Vaughan Bell, Beyond Boundaries column, The Psychologist, September 2011
Dr Ricardo de la Espriella’s office is surprisingly quiet. Buried deep within San Ignacio University Hospital, the growl of the chaotic Bogotá traffic is perceptibly absent. Despite the street-level pandemonium, the capital city of Colombia remains an oasis of relative calm in a troubled country. The five decade old conflict has been pushed back from the urban fringes and persists, unabated, in the rural areas where it continues to devastate the country’s diverse cultural landscape. Dr de la Espriella has long promoted an understanding of how psychological distress is filtered through cultural norms. “There are difficulties in recognising post-traumatic stress in certain populations which is why cultural psychiatry is so important” he stresses, highlighting the surprising variation in response to suffering. In this case, however, he is not talking about the culture of ethnic or racial groups, but the micro-culture of illegal paramilitary organisations.

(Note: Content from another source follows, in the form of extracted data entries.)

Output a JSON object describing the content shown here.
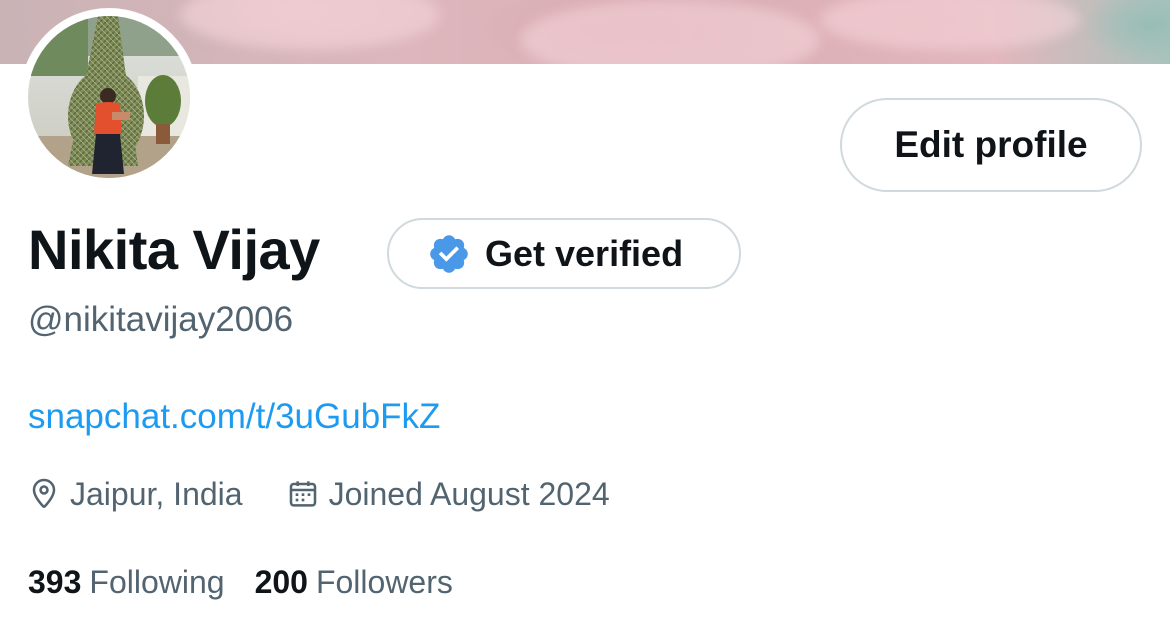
{
  "profile": {
    "display_name": "Nikita Vijay",
    "handle": "@nikitavijay2006",
    "website": "snapchat.com/t/3uGubFkZ",
    "location": "Jaipur, India",
    "joined": "Joined August 2024"
  },
  "buttons": {
    "edit_profile": "Edit profile",
    "get_verified": "Get verified"
  },
  "stats": {
    "following_count": "393",
    "following_label": "Following",
    "followers_count": "200",
    "followers_label": "Followers"
  },
  "icons": {
    "location": "location-pin-icon",
    "calendar": "calendar-icon",
    "verified": "verified-badge-icon"
  },
  "colors": {
    "link": "#1d9bf0",
    "text": "#0f1419",
    "muted": "#536471",
    "badge": "#4a99e9",
    "border": "#cfd9de"
  }
}
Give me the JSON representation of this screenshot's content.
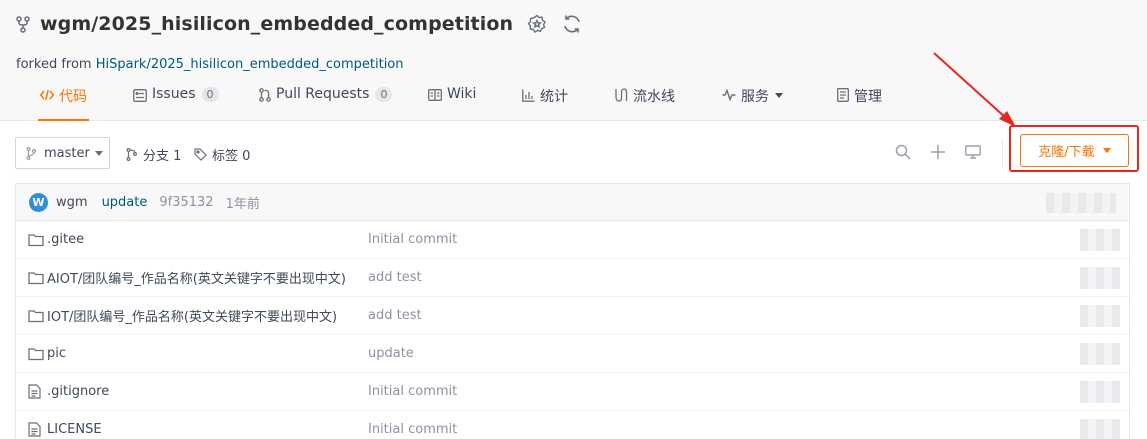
{
  "repo": {
    "title": "wgm/2025_hisilicon_embedded_competition",
    "forked_prefix": "forked from ",
    "forked_from": "HiSpark/2025_hisilicon_embedded_competition"
  },
  "tabs": [
    {
      "label": "代码",
      "icon": "code-icon",
      "active": true
    },
    {
      "label": "Issues",
      "icon": "issues-icon",
      "count": "0"
    },
    {
      "label": "Pull Requests",
      "icon": "pull-request-icon",
      "count": "0"
    },
    {
      "label": "Wiki",
      "icon": "wiki-icon"
    },
    {
      "label": "统计",
      "icon": "stats-icon"
    },
    {
      "label": "流水线",
      "icon": "pipeline-icon"
    },
    {
      "label": "服务",
      "icon": "service-icon",
      "dropdown": true
    },
    {
      "label": "管理",
      "icon": "manage-icon"
    }
  ],
  "toolbar": {
    "branch": "master",
    "branches_label": "分支 1",
    "tags_label": "标签 0",
    "clone_label": "克隆/下载"
  },
  "commit": {
    "avatar_letter": "W",
    "author": "wgm",
    "message": "update",
    "sha": "9f35132",
    "time": "1年前"
  },
  "files": [
    {
      "type": "folder",
      "name": ".gitee",
      "message": "Initial commit"
    },
    {
      "type": "folder",
      "name": "AIOT/团队编号_作品名称(英文关键字不要出现中文)",
      "message": "add test"
    },
    {
      "type": "folder",
      "name": "IOT/团队编号_作品名称(英文关键字不要出现中文)",
      "message": "add test"
    },
    {
      "type": "folder",
      "name": "pic",
      "message": "update"
    },
    {
      "type": "file",
      "name": ".gitignore",
      "message": "Initial commit"
    },
    {
      "type": "file",
      "name": "LICENSE",
      "message": "Initial commit"
    }
  ],
  "colors": {
    "accent": "#fe7300",
    "link": "#005980",
    "annotation": "#e8271e"
  }
}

While working on a project to rehabilitate ex-members of illegal armed groups, he noticed a striking absence of post-traumatic stress disorder in his patients, despite them having experienced extreme violence both as combatants and civilians. Many had taken part in massacres and selective assassinations, and many had lost companions to equally brutal treatment. There were high levels of substance abuse, aggression and social problems, but virtually none showed signs of anxiety. Intrigued, de la Espriella decided to investigate more closely and carefully interviewed the ex-paramilitary patients again, using the Clinician Administered PTSD Scale, which asks specific and detailed questions about post-trauma symptoms. After this more detailed examination, more than half could be diagnosed with the disorder.
The reason for why none of these symptoms presented in day-to-day life seemed to lie in paramilitary sub-culture. While aggression and drug abuse are tolerated, anxiety is taboo to the point where members showing signs of anxiety can be killed by their compatriots for being ‘weak’. This brutal emotional environment shapes the men to neither show nor spontaneously report any form of fear or nervousness. de la Espriella reported his remarkable findings in the Colombian Journal of Psychiatry where, as a clinician working to rehabilitate ex-paramilitaries, he discusses the difficulties in treating people who have been involved in violence and killing. His work also raises the uncomfortable of who we consider to be a victim of conflict. Can we extend our compassion to those who commit the atrocities or do we allow those who swim in the tides of war to drown in its powerful currents?